After Ryan built the wall upstairs that created Charlie's bedroom we had this cozy little nook at the top of the stairs. We had big plans for a bookshelf and a built in bench with big pillows and charming family pictures on the wall. But then James was born and I taught a new class and that all went kablooey and the charming landing turned into The Place Where Shoes and Dirty Clothes go.
Which is not what I want to look at every time I leave my bedroom in the morning. I mean, mornings are stressful enough without tripping over forty five rubber clogs am I right? So we've been trying to keep it neater, but what it really needed was a curtain.

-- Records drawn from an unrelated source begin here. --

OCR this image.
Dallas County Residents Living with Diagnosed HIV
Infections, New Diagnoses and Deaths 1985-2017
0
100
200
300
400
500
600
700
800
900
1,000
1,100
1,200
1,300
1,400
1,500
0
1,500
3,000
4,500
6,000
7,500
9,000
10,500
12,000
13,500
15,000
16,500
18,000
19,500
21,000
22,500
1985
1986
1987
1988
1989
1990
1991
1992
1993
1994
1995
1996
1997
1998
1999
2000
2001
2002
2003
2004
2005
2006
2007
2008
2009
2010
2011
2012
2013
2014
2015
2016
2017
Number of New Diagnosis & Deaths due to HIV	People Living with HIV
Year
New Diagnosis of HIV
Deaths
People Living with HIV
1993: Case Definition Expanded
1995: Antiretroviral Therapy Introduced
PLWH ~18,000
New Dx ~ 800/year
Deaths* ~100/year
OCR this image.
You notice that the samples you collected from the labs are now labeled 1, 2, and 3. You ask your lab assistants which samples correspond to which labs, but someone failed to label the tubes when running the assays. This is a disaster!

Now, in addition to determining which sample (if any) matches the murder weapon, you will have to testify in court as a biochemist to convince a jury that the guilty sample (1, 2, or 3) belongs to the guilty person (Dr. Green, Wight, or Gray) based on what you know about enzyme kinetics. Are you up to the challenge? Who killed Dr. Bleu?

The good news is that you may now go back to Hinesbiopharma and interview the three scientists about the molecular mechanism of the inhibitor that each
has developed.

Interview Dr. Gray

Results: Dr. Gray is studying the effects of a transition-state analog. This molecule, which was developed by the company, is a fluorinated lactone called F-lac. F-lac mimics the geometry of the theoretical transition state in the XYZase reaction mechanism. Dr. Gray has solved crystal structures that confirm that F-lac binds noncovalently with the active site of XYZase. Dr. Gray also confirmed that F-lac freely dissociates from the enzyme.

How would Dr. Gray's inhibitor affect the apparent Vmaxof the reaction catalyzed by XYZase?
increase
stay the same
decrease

Every time I passed this window I thought about what kind of curtain I'd like to have. Red? Blue? Gray? Contemporary? Traditional? Valance? Panels? Sheers? But I could not decide, mostly because I did not feel like spending any money on the project. But still, how uninspiring is this?
Hi, we just moved in. Four years ago. You know how it is.
And then! On the way home from something the other day we stopped at a yard sale and they had curtain panels!! I snapped up two pretty ones and held my breath as I waited my turn to pay. They were so perfect and wonderful and I only had five dollars in my purse. I didn't want to have to put them back. I was thrilled when she told me they were FIFTY CENTS EACH!
With great enthusiasm I brought them home and went straight to work cajoling Ryan into hanging them up. We had an extra curtain rod but no brackets. Ryan suggested he go to the store but I pressed on! This project is supposed to cost ONE DOLLAR ONLY! So he screwed two drywall screws into the window frame to rest the rod on and VOLIA!
So much better. They are about six inches too long so I will need to hem them. Yeah, I'll get right on that. As a special bonus, they cover up the hole left behind when Wes used his Incredible Hulk muscles to rip the baby gate out of the wall.
And now for helpful tip number two! Do you have boys? Does your bathroom smell like the mens room at Texas Stadium on dollar pitcher night? Have you witnessed your darling children experience...lapses in concentration, shall we say...while they are using the potty that explain the smell?
I taped this picture to the potty one day because I thought the kids would laugh.
And they did laugh, but the BEST PART? It seems to keep them facing front and center. The smell has not returned! It is a miracle! I think I will have to change it up every once in a while to hold their interest. This must be why they hang newspapers behind the urinals at bars, no?